MEMORANDUM

 

To:       All programmers of Measurement Studio and Automation Division

From:    Widagdo Setiawan

             Sam Madden 11AM 6.033 recitation

Date:    March 2, 2006

Subject: Plans for reducing race condition bugs in multithreaded modules

 

Problems

Multithreaded modules have been used intensively in our software products. Until now, we never had any well-defined rules regarding multithreaded algorithms. However, after reading the RaceTrack paper [1] from Microsoft Research, it is evident that even after years of extensive code review, subtle race condition bugs still reside in both their Visual Studio Library and Common Language Runtime modules. Therefore, to avoid or reduce similar problems in our software products, I have decided to enforce the following rules whenever a thread safe module is constructed.

Rules

1.       Use standard lock techniques

It is apparent that all three bugs described in the RaceTrack paper arose because the developers did not use any standard locking mechanisms to prevent race conditions. However, the standard locking mechanisms in the .NET Framework are known to be very effective in preventing race conditions. Therefore, to reduce race condition bugs, programmers must use one of the standard .NET locking mechanisms whenever possible, unless the profiling step of the module shows that the locking mechanisms become the bottleneck of the module.

2.       When using non-standard or specialized locking mechanism, programmers must write and submit documentation of the behavior of the module to our thread analysis committee.

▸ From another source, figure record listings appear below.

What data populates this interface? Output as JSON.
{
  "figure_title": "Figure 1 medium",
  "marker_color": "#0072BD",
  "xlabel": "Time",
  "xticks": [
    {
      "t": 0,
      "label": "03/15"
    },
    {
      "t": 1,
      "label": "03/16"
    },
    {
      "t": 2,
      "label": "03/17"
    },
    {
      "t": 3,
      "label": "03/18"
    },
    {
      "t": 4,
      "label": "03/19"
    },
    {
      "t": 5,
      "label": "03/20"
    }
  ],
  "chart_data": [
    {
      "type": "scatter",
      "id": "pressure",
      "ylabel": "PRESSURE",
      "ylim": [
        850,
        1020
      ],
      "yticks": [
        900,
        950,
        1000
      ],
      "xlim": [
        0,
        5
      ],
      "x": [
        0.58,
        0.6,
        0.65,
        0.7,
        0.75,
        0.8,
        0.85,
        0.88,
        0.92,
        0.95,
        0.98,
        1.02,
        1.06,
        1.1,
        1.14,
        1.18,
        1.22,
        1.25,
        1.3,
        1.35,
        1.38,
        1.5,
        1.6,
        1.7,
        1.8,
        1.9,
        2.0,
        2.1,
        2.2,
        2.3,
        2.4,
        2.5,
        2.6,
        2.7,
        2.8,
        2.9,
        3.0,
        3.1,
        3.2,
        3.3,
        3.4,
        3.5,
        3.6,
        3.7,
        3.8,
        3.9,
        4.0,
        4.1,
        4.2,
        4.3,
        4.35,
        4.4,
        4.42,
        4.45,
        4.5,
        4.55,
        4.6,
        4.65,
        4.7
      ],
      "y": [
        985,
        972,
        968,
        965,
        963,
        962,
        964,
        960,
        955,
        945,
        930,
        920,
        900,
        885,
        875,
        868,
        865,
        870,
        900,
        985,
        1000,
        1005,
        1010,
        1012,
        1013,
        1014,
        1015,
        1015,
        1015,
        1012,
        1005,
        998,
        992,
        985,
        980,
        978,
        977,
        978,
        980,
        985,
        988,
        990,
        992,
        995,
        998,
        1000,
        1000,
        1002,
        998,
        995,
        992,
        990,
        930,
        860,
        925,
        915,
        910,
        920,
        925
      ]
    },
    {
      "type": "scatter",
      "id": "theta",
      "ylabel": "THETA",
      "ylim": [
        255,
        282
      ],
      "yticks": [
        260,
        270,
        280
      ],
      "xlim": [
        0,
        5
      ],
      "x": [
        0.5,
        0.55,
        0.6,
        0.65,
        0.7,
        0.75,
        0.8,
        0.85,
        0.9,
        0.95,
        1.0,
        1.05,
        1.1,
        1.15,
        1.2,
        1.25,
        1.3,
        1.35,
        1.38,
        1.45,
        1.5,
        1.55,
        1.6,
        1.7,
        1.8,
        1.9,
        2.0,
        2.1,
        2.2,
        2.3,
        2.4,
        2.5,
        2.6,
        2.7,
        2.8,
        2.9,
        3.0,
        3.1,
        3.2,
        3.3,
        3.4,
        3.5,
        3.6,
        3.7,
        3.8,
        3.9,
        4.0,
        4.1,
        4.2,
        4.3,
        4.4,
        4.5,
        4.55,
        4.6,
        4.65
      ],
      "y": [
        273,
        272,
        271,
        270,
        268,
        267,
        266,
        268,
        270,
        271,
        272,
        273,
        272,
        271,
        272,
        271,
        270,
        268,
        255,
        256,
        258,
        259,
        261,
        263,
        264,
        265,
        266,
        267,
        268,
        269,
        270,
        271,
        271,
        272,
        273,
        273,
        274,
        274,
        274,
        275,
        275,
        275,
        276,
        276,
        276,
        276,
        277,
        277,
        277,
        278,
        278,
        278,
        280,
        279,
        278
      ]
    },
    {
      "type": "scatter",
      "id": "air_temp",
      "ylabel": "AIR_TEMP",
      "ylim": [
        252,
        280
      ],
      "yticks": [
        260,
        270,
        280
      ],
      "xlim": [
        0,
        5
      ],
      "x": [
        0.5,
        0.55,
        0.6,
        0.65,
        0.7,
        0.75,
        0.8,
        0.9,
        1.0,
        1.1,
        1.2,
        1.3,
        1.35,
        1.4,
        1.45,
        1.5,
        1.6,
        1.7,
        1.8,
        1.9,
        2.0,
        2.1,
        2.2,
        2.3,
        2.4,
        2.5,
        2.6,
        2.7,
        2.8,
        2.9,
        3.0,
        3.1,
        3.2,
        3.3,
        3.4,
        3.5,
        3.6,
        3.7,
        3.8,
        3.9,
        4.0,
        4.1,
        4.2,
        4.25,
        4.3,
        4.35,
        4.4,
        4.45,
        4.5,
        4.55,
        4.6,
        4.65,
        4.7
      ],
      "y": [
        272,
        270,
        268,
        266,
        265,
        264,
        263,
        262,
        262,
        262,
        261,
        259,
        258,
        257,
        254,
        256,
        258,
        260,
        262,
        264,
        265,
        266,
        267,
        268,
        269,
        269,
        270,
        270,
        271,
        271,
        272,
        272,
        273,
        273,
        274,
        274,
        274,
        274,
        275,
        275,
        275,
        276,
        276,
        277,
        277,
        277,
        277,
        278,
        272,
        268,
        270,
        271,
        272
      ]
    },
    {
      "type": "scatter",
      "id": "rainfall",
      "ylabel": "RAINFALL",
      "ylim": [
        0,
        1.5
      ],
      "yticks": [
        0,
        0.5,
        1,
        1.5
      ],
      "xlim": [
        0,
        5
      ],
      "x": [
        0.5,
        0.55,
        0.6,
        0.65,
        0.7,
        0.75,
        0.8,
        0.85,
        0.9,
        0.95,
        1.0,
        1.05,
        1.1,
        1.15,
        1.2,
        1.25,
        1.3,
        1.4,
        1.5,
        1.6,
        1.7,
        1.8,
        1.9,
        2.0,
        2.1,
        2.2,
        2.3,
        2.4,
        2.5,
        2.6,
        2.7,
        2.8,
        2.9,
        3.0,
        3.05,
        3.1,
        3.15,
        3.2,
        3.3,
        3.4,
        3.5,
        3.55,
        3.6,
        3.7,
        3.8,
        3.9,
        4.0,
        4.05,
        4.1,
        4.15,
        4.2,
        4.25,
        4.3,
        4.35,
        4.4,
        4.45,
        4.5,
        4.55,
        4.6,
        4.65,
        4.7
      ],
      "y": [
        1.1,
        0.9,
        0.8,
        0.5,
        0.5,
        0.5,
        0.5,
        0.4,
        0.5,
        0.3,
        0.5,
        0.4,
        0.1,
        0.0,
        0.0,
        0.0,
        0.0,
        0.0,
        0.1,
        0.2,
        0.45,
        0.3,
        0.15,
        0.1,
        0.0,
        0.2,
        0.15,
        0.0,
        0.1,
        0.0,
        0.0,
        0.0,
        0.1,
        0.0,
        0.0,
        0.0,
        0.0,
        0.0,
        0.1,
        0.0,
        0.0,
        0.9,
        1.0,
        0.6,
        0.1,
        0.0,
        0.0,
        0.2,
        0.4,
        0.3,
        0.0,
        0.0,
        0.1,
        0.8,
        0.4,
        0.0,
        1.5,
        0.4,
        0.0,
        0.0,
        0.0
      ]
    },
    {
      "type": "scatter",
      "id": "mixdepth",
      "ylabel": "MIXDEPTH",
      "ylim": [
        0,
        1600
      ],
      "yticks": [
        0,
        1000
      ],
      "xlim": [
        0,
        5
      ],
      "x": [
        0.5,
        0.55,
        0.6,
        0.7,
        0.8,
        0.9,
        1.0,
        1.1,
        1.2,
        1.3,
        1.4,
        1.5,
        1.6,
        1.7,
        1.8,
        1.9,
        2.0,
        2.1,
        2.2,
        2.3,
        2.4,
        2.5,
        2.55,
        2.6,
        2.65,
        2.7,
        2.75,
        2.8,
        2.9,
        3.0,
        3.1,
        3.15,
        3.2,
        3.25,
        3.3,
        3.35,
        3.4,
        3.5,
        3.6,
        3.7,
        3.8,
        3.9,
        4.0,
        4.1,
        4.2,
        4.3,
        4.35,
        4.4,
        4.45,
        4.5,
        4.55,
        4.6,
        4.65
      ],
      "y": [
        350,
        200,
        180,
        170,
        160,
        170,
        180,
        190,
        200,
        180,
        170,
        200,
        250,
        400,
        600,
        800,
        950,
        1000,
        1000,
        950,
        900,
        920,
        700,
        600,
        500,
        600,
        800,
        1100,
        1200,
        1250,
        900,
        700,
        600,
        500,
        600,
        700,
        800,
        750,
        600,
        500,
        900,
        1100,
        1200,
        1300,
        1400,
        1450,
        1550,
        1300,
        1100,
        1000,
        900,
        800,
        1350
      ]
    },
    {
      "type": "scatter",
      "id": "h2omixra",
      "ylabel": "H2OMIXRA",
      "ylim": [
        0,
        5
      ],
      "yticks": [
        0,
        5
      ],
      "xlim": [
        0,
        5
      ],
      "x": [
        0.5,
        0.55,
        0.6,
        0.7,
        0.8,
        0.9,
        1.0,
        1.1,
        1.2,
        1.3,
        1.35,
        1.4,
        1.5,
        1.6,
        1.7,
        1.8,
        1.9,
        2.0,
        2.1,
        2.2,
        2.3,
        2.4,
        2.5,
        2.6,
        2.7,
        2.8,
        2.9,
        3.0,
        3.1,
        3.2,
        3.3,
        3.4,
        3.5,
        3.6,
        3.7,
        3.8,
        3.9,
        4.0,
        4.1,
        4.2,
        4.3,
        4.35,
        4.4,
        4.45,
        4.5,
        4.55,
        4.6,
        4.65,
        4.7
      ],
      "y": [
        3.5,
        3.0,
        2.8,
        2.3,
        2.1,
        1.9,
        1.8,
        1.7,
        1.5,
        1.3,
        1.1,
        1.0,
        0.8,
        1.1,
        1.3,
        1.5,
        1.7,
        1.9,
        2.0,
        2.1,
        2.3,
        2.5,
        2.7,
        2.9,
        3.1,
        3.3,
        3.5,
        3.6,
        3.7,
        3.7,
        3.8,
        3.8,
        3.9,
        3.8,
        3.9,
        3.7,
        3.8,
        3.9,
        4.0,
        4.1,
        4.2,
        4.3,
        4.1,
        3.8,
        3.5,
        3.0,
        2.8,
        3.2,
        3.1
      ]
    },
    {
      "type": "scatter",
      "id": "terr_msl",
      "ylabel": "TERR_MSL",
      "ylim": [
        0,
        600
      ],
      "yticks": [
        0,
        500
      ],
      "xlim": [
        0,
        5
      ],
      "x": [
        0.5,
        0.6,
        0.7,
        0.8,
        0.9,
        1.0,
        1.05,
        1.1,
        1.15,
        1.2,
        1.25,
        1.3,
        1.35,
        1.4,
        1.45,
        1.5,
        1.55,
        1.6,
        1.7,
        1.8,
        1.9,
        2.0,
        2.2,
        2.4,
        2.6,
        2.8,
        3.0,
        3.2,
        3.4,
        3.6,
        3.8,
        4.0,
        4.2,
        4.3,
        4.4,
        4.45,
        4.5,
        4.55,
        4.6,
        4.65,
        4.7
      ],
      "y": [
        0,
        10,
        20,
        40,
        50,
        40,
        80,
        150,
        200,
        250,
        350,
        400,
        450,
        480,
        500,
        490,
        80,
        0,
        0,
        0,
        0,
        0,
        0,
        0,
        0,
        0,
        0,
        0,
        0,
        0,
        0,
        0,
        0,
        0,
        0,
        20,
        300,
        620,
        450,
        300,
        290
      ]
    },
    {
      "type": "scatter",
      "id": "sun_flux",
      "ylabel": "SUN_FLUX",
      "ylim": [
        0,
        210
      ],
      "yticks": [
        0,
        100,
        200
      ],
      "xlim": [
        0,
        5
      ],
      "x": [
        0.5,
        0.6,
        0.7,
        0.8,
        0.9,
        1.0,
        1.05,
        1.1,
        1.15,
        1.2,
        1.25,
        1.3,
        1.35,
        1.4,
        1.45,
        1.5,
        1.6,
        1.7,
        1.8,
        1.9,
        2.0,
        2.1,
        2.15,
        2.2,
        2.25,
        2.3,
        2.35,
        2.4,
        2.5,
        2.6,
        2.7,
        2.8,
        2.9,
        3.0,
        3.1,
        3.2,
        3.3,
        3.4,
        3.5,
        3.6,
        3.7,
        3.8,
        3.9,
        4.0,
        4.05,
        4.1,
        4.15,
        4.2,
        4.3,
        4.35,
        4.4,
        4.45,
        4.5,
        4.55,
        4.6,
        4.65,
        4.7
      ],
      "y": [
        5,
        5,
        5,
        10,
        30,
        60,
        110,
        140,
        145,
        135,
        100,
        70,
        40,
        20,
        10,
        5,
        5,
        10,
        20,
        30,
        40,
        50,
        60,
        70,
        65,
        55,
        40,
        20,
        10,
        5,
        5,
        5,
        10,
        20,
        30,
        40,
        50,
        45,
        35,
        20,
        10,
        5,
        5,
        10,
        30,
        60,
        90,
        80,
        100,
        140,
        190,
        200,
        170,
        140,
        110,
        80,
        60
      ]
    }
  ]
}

As we all know, threading is not a trivial problem. Programs using non-standard or specialized locking mechanism will only amplify the likelihood of race condition bugs. These programs will be harder to understand because the implemented locking mechanism will be unique to that module. Furthermore, since the programmer will never have been exposed to the specialized locking mechanism before, the risk of having race condition bugs will increase. Therefore, programmers must explicitly document how the specialized locking mechanism works, and how the program behaves under different conditions. This documentation will then be reviewed by the thread analysis committee for possible race conditions in the specialized locking mechanism.

Although these rules seem demanding, I deem them necessary considering that our products are used in many critical control systems where race conditions could produce catastrophic failure.

 

[1] Y. Yu, T. Rodeheffer, W. Chen. RaceTrack: Efficient Detection of Data Race Conditions via adaptive tracking. ACM 1-59593-079-5/05/0010, October 2005.